“Il Corano è per sua natura violento”. Una delle tante asserzioni che pullulano spesso nei dibattiti televisivi, talk-show di alta o bassa lega, ma che si sta anche diffondendo a livello popolare.Tuttavia, la domanda che sorge spontanea è: siamo sicuri che non si mai esistito un altro libro sacro che abbia provocato violenza? Se prendiamo alla lettera l’affermazione in questione, esiste un insieme di libri ben noto a noi che non è scevro da connotazioni violente: la Bibbia. Il Corano è quindi il solo libro sacro con passi violenti? Sbuffiamo all’idea.
Violenza nella Bibbia
Per quanto blasfema possa suonare come affermazione nel mondo moderno, è proprio così. Molti personaggi biblici hanno fatto ricorso alla violenza, basti pensare a Mosè che stende la mano sul mar Rosso, facendo strage dell’esercito egiziano, a Giosuè suo erede, non certo tenero nei confronti delle popolazioni abitanti la Terra Promessa… E Dio in tutto questo c’è eccome, è lui a comandare a Mosè cosa fare contro i carri del faraone, si compiace delle conquiste di Giosuè. Se ci atteniamo alla lettera dei testi, il Dio dell’Antico Testamento sarebbe, nella migliore delle ipotesi, un sanguinario pluriomicida.
Questione di metodo
Lungo la storia del cristianesimo si è venuto affermando progressivamente il cosiddetto metodo storico-critico, che ha portato progressivamente a spogliare i testi delle letture assolute e porli in relazione al modo e al tempo di composizione. Possibile che, trattandosi di testi ispirati ma comunque composti da uomini questi testi esprimano anche il punto di vista delle comunità a cui essi sono legati? Legittimare sotto l’idea del “Dio lo vuole” era forse una prassi comune per cementare le comunità a cui i testi sono destinati. Vi suona familiare?
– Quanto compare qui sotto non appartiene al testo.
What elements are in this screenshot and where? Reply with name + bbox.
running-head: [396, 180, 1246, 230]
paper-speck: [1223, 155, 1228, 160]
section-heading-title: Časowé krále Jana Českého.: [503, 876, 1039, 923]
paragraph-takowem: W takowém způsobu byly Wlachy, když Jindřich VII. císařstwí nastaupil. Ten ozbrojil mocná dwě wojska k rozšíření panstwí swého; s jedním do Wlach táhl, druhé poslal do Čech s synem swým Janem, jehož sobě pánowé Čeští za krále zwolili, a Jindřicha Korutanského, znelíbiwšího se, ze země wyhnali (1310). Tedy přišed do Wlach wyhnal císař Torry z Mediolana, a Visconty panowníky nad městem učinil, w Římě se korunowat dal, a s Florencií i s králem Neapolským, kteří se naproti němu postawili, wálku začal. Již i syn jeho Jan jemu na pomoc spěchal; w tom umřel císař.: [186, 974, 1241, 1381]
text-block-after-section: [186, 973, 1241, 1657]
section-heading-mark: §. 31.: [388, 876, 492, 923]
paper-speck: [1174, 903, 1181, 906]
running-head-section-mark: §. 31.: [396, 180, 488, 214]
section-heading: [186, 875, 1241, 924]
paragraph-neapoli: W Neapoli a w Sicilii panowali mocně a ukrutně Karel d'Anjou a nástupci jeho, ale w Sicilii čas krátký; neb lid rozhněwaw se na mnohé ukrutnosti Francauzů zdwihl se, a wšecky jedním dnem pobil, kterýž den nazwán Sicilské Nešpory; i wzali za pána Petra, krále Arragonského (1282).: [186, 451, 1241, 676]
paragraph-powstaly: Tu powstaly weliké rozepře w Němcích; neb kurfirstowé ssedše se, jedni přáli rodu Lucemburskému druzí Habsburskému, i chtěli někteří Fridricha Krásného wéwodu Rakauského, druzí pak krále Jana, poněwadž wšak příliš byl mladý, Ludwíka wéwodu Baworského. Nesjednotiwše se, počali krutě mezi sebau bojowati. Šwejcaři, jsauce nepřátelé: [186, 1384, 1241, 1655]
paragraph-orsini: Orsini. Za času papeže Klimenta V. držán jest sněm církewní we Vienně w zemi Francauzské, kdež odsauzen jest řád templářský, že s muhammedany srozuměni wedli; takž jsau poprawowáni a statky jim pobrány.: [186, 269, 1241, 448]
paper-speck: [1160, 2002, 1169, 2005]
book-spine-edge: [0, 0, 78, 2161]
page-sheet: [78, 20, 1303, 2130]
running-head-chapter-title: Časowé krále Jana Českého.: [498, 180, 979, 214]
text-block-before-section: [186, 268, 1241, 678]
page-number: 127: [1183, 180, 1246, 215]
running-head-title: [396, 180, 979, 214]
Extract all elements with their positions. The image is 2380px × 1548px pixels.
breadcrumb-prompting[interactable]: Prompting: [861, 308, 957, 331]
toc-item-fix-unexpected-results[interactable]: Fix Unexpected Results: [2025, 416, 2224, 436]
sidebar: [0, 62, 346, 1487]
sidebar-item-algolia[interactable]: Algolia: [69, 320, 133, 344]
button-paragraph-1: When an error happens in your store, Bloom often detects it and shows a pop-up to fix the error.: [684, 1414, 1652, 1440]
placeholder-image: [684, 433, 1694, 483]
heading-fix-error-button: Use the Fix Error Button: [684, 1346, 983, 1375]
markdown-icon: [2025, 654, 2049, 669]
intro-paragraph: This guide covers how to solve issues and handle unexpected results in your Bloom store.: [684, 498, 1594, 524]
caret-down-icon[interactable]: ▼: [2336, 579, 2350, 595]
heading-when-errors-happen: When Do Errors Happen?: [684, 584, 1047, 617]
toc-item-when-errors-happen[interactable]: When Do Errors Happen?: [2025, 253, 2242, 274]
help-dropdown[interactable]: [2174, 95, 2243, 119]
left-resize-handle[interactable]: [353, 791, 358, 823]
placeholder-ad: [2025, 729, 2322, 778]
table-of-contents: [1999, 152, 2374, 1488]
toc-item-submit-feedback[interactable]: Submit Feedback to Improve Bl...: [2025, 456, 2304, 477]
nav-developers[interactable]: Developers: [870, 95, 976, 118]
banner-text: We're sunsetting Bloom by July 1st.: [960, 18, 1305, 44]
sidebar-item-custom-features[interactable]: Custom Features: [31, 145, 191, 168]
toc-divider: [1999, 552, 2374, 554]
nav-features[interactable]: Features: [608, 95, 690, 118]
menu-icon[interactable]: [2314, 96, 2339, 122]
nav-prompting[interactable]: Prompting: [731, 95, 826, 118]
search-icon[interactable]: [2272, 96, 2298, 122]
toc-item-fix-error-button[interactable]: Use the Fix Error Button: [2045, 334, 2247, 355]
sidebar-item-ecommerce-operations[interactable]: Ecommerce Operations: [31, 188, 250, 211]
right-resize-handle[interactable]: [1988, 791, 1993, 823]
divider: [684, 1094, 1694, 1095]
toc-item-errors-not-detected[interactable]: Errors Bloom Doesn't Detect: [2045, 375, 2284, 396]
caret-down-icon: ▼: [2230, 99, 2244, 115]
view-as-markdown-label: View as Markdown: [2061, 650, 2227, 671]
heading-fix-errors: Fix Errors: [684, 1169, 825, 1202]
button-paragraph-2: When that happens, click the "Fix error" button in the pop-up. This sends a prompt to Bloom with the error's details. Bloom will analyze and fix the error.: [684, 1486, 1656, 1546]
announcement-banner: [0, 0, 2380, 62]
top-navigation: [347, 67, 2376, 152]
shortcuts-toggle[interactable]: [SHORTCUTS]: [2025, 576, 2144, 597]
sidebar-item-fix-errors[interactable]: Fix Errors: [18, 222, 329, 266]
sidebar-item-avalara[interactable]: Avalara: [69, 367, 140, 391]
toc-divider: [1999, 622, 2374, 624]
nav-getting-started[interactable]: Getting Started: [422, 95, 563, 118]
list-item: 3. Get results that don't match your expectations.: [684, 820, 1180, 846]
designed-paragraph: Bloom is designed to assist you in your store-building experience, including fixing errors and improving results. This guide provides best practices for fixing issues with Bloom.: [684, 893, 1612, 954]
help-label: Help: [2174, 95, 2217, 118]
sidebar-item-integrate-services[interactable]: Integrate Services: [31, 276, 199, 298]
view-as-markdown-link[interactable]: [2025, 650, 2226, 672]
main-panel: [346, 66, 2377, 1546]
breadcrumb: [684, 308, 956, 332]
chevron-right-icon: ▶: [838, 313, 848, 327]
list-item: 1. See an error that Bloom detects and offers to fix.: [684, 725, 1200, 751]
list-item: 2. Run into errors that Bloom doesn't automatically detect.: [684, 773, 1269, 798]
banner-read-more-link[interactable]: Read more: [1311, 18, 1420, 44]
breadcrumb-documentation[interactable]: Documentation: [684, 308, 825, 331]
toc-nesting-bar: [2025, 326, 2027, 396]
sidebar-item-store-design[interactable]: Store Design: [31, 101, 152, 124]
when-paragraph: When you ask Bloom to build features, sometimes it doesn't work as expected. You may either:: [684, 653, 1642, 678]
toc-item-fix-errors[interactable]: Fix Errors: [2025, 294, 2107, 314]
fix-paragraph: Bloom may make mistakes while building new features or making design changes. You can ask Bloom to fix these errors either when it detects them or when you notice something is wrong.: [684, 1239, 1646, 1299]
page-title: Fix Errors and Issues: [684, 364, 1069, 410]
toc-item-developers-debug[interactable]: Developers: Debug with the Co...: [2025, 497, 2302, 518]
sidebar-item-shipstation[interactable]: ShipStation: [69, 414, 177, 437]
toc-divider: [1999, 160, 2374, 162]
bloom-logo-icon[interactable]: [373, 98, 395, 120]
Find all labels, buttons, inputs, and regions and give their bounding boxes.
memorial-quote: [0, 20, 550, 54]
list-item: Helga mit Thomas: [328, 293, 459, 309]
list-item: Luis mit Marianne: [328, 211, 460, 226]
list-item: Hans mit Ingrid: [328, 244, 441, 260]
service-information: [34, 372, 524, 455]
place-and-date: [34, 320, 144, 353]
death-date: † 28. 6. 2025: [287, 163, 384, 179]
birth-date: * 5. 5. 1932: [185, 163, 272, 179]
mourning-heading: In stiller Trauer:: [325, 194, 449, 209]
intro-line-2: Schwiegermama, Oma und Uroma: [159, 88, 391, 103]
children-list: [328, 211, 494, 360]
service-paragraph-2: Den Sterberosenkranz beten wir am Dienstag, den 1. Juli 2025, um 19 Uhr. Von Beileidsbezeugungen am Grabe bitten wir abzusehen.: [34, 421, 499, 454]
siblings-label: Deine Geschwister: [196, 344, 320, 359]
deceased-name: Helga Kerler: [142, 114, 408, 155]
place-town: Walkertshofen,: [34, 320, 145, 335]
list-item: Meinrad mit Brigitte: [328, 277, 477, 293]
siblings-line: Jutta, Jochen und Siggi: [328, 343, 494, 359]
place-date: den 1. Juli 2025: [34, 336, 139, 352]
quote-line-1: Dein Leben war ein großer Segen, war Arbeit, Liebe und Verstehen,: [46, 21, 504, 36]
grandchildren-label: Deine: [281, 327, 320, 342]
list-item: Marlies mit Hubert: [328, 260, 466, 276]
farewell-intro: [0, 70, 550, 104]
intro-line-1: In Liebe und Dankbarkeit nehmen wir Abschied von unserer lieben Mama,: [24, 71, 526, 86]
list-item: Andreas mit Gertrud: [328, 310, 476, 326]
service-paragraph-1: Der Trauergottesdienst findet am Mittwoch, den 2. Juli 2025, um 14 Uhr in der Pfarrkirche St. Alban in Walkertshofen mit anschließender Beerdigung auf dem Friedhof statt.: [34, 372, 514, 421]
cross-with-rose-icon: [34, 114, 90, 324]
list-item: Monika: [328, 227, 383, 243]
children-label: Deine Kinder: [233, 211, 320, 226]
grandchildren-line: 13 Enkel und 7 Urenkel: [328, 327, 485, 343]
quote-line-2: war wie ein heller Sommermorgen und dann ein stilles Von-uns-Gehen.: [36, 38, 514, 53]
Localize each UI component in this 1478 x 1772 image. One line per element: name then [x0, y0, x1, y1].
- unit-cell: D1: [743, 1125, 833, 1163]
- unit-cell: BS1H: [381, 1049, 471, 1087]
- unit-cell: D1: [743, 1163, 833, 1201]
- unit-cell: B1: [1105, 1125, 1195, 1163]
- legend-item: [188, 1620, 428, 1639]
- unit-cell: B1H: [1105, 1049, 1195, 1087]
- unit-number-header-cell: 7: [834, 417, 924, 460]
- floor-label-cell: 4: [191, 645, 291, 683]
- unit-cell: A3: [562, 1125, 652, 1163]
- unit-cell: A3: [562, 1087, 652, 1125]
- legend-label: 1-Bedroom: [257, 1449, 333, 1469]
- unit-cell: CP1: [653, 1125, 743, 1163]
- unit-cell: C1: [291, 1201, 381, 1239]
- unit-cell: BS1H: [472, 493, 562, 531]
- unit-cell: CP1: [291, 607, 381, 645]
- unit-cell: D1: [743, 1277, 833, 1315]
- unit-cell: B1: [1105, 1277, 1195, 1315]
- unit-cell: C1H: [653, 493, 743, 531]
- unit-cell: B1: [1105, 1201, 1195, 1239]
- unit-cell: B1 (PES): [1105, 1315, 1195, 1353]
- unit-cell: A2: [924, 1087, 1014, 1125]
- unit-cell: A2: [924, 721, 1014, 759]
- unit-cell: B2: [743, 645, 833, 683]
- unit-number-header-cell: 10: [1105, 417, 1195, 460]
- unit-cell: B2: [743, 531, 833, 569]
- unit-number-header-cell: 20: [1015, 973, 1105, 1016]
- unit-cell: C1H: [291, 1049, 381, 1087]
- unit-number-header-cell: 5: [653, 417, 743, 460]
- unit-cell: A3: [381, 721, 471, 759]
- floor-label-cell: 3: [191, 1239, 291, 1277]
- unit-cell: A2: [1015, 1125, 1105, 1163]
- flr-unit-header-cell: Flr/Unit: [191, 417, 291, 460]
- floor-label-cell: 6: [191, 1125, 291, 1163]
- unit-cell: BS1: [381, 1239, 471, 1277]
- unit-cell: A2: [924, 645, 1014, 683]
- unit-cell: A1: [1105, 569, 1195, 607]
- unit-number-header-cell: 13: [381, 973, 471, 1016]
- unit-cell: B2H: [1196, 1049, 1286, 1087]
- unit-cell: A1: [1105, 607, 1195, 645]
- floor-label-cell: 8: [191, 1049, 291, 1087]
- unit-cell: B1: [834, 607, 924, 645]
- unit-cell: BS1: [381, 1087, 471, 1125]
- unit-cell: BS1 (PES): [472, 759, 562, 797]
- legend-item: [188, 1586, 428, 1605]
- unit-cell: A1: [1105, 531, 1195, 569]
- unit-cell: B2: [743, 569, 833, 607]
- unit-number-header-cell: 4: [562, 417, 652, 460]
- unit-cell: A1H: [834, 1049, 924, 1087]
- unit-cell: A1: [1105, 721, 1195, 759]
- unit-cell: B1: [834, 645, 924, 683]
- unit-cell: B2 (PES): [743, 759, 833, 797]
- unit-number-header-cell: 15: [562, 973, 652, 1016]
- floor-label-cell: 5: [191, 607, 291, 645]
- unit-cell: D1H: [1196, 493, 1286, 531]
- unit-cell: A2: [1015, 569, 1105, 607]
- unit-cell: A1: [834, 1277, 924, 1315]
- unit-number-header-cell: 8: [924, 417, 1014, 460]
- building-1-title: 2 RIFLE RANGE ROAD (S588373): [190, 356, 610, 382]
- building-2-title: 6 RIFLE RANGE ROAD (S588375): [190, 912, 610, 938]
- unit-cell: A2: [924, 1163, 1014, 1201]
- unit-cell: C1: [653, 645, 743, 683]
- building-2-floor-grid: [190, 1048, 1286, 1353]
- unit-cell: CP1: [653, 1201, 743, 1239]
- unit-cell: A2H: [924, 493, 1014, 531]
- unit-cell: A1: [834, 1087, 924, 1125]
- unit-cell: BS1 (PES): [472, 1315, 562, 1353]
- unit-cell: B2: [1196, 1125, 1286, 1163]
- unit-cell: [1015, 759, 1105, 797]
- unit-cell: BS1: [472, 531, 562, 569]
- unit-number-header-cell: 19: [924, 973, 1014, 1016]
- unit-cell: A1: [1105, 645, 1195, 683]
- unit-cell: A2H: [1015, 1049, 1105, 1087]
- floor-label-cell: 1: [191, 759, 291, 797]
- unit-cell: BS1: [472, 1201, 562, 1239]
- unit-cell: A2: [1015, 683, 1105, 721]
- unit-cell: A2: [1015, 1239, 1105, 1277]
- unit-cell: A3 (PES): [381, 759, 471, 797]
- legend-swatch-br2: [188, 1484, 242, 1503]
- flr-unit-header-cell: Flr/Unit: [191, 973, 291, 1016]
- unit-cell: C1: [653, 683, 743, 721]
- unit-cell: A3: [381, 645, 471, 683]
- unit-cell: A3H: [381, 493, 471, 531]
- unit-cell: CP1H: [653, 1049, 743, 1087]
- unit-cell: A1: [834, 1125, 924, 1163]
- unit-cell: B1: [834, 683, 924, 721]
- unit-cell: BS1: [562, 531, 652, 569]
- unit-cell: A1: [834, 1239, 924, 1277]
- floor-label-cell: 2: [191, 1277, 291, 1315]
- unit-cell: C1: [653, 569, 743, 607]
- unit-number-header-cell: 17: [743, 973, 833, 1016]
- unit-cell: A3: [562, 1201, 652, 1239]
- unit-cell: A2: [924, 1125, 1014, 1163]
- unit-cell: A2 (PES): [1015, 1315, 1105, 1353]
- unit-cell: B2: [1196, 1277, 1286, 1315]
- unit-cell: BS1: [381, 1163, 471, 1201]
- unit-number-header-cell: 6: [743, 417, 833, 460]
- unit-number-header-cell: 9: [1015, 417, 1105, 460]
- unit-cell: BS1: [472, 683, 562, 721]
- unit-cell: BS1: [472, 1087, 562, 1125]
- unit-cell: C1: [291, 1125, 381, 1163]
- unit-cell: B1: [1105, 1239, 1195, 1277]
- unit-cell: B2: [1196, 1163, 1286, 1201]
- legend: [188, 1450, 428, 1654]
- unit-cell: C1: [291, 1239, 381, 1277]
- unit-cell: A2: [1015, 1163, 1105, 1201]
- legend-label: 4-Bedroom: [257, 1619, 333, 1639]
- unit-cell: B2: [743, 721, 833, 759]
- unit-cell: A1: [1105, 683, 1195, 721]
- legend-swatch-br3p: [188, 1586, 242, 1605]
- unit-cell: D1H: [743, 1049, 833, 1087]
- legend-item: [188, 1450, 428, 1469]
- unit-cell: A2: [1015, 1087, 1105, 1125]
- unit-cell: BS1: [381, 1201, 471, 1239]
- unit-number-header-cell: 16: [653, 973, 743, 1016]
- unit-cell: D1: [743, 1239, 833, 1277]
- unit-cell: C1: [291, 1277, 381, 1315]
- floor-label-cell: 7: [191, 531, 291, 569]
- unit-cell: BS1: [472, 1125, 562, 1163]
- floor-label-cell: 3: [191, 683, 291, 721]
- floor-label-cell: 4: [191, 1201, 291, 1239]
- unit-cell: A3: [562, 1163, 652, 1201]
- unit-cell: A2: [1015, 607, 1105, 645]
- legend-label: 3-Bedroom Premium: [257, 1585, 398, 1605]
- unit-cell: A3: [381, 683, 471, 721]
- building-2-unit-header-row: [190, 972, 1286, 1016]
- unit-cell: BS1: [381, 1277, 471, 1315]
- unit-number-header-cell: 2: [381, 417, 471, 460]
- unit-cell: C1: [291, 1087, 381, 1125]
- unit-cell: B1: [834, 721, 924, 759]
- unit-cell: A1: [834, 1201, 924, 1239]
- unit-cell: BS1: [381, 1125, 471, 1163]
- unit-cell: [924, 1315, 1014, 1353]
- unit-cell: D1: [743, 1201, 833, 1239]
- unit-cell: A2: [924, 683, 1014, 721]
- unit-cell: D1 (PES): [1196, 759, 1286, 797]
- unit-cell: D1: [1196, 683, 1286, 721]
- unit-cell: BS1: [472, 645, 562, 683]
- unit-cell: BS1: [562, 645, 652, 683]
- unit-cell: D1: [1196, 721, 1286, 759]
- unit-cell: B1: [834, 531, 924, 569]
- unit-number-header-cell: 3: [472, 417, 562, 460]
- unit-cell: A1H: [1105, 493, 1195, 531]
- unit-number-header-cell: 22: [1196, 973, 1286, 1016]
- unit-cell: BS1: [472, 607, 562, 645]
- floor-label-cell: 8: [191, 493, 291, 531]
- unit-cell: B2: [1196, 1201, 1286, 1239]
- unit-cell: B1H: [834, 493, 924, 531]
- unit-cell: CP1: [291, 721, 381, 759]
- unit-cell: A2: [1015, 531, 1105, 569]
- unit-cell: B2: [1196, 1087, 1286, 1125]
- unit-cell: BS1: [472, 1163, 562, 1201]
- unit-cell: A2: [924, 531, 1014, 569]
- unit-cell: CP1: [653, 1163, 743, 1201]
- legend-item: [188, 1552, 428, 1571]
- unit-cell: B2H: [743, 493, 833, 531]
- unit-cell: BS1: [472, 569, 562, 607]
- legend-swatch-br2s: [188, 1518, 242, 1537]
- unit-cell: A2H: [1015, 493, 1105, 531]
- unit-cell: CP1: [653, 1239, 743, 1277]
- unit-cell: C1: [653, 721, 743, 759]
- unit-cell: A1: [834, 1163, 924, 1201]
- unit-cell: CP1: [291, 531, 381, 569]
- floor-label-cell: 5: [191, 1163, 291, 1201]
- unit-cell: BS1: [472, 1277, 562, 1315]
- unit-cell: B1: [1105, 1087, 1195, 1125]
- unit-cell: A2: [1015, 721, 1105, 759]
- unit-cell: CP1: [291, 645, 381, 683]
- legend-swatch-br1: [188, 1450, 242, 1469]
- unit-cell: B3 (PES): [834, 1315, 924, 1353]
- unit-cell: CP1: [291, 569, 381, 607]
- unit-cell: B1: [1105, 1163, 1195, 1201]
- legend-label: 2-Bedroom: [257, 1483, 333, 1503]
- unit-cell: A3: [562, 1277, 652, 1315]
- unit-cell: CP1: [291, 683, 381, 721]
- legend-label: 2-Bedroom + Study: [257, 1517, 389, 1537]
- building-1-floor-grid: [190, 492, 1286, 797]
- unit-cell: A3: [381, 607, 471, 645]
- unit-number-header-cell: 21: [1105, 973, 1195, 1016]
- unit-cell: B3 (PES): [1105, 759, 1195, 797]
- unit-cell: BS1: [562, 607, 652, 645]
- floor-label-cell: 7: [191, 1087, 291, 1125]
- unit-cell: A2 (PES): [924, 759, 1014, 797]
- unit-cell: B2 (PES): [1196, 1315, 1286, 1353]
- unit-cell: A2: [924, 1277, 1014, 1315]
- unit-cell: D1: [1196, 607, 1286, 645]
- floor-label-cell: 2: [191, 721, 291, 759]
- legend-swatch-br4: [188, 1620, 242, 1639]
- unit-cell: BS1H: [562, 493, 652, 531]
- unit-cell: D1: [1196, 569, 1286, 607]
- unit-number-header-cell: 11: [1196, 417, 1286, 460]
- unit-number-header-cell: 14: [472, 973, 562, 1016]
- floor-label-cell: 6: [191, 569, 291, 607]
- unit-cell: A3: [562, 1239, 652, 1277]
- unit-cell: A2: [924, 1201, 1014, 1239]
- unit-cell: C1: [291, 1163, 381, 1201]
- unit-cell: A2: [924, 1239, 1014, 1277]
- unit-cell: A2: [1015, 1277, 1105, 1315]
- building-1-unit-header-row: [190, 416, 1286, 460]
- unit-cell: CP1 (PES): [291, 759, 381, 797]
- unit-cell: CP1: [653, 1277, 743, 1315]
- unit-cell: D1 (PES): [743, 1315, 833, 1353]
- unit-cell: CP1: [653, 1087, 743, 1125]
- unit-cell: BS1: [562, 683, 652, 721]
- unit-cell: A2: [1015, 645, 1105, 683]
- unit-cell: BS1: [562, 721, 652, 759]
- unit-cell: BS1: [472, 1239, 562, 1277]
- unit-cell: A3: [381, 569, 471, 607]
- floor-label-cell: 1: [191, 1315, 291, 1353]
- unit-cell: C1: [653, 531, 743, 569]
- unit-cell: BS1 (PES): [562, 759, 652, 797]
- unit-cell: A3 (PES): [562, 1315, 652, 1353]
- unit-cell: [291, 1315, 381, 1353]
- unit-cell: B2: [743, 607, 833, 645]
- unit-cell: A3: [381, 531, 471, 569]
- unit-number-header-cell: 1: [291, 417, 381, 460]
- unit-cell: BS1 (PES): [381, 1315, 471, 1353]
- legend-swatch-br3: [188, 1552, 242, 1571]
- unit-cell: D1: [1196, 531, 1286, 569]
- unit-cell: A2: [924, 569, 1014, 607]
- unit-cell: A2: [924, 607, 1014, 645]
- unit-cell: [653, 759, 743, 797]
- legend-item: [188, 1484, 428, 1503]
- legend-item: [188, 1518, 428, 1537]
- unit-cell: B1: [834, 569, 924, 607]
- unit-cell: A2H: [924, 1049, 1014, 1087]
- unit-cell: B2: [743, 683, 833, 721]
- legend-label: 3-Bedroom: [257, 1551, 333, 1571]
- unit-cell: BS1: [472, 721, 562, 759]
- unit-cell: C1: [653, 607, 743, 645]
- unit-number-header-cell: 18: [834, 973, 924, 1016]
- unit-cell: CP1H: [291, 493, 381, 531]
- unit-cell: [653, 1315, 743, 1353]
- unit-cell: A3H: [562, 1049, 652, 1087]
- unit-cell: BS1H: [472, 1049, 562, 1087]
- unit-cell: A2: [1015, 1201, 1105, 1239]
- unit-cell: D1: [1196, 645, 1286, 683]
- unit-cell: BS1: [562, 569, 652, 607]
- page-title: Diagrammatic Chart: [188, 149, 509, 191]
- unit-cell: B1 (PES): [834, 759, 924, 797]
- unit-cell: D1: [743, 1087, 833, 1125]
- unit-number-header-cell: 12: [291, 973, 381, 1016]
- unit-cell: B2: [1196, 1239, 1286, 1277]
Ostacoli nel mondo musulmano
La legittimazione divina della guerra – jihad – condotta dal profeta Muhammad contro i suoi avversari si inserisce in questa visione della religione come collante sociale. La lettura integralista (“zahirita”) è largamente in uso nel mondo musulmano, in primis l’Arabia Saudita, paese custode dei luoghi sacri dell’Islam. Perché? Perché il Corano è considerato divino e increato, il cui archetipo (umm al-kitab) esisterebbe presso Dio. Tale considerazione deriva dal potentissimo ruolo fonetico, retorico e concettuale rivestito dalla lingua araba, in cui il Corano fu rivelato da Dio. Il passaggio da una lingua di cammellieri e mercanti a una lingua ai limiti della perfezione formale per un arabofono, dotata di rime ed assonanze, poteva far presagire una sola conclusione: il libro è opera divina, non umana. Con buona pace delle sette originali copie del testo (4 a Kufa, 1 a La Mecca, Damasco Baghdad e Bassora) esistenti al tempo della fissazione del canone coranico, ai tempi del terzo califfo Uthman (644-656).
E allora?
I tentativi di introdurre una lettura storico-critica nel mondo musulmano hanno avuto esito poco fortunato, basti pensare alla fucilazione del modernista sudanese Muhammad Taha e alla fuga dall’Egitto del filosofo Nasr Hamid Abu Zayd. Ci sono però prese di coscienza sempre maggiori da parte del mondo islamico: basti pensare alla fondazione in Marocco della università anti-jihad che forma imam in contrasto alla jihad. In Iran, una delle caratteristiche principali dello shi’ismo è la lettura più legata al senso nascosto (batinita) del testo sacro.Da un ripensamento del rapporto con il testo sacro può ripartire un processo di dialogo civile e produttivo: non facciamoci abbagliare dai facili slogan. Il Corano non sarà violento, ma la sua lettura nel senso puramente letterale apre la strada alle distorsioni operate dagli integralisti, così nel Corano come nella Bibbia.
Fonti:
Burnet, Regis. Il Nuovo Testamento, Queriniana, Roma, 2005
Branca, Paolo. Introduzione all’Islam, San Paolo, Milano, 1995.